Attaching a Power Supply to a Moteino Node
Now that I know how much power I need to supply, the next task is to figure out how to attach power to a Moteino that will operate as a stand-alone node.

I bought a 6v Lithium battery as an external power source.  It is just a bit bigger than a 9v battery.  Also, the power ports are recessed.  This makes it difficult to attach wiring to the battery.

My first idea for a reliable power storage solution for the 6v battery was to re-use an existing 9v battery container.  I found an old clock radio on the hack rack at the Milwaukee Makerspace.  The radio had a space for a 9v battery built-in to one part of the plastic case.  I cut out the 9v battery compartment from the case.

I settled on the idea of using screw heads to connect to the recessed battery terminals.  First, I cut a small piece of balsa wood to fit into the bottom of the compartment.  The wood is just a bit smaller than the compartment.  The wood is just big enough to not move around.  Also, when the battery is inserted into the compartment, it will keep the wood from moving.

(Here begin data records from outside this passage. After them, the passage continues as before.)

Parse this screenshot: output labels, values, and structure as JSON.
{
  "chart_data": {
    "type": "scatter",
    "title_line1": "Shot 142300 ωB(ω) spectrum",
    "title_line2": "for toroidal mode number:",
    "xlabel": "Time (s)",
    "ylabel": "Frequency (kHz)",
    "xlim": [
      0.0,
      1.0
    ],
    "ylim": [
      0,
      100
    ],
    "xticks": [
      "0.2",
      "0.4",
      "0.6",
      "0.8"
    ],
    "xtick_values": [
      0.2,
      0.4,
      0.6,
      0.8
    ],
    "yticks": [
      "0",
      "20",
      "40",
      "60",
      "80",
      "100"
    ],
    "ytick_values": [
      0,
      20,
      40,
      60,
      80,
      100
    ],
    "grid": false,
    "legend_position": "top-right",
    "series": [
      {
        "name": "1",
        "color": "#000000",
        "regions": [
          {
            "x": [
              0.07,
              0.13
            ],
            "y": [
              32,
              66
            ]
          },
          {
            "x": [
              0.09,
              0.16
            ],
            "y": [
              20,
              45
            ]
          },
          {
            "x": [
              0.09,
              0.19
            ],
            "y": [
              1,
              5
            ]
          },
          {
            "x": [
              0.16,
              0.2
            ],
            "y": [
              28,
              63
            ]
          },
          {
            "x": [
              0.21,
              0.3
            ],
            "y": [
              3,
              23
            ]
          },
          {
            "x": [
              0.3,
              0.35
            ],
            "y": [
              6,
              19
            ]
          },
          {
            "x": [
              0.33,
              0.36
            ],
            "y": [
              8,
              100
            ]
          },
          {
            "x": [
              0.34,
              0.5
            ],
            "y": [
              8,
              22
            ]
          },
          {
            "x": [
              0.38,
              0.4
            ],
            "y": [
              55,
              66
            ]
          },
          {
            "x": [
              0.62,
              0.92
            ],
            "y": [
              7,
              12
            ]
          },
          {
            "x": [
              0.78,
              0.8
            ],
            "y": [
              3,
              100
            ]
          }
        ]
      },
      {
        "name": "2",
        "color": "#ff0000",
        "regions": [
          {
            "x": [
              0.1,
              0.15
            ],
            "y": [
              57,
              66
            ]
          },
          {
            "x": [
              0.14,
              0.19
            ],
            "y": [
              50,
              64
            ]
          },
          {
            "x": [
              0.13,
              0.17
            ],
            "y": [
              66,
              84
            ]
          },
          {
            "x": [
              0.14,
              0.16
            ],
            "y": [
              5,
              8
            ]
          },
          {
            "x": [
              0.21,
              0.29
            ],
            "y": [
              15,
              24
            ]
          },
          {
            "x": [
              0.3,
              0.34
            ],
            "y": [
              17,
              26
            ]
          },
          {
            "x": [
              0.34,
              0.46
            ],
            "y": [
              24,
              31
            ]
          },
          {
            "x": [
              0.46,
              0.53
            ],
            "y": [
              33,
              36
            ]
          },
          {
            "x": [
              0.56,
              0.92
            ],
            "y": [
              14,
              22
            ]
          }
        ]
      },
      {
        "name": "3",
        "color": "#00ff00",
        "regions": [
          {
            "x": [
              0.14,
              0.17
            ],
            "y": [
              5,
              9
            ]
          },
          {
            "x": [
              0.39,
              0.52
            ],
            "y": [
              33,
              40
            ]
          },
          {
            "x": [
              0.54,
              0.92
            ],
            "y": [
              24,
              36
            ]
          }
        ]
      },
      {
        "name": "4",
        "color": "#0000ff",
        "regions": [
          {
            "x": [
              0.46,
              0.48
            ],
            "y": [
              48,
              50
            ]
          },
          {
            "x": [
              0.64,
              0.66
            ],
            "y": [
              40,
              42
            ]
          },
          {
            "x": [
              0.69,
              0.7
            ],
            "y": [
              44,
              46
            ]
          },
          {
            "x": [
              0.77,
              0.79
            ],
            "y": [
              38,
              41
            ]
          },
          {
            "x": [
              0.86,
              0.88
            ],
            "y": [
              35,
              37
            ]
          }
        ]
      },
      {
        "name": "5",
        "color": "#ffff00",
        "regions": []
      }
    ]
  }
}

Next, I put two screws through the wood and cut off the extra length of each screw with the metal bandsaw.  Finally, I attached wires to each screw.  In hindsight, I should have put the aluminum strips on the top of the wood.  That would have helped the conductivity of the wires to the screws.

Putting the battery into the compartment so it has good contact with the screws is a bit tricky since I can't really see what is going on.  However, once the battery is in properly, it delivers 6v.  I can connect the wire leads either to a prototype board or to input pins on a circuit board.  Although this does work, it is not an ideal solution.  Ideally, I would like a solution that works as easily as traditional battery connectors.  Either I could rig up a cap like 9v batteries have or I need a more cozy container that is a better fit for the lithium battery and makes a good connection every time a battery is inserted.  Maybe I could 3D print a container.

Also, I was testing the battery with one of my Moteinos and I inadvertently attached the positive wire to the GND pin on the Moteino.  The Moteino started smoking.  I immediately pulled out the wire but I don't know what damage was done.  When I connect the Moteino to my computer with the FTDI cable, it powers up.  The Arduino IDE client sees the device.  I uploaded a sketch to the Moteino that made an LED blink.  I still need to test the RF device.  If that works, the Moteino may not have been damaged at all.  That would be a blessing.

Testing Multiple Moteinos
I purchased two more Moteinos -- one for my first node, and one for backup or the second node.  The

Moteino site has a section on programming the Moteino.  One of the Arduino sketches allows you to test a receiver / sender pair of Moteinos.  When you press a button connected to the sender Moteino, it sends a signal to the receiver that toggles an LED -- if it is off, it turns on, and vice-versa.

I was able to successfully test this with two of the Moteinos.  Now, I know a bit more about using the Moteinos.  Next, I need to figure out how to connect the receiver Moteino to my Raspberry Pi.  Another next step is to write a sketch to read something on the node and send it to the receiver Moteino.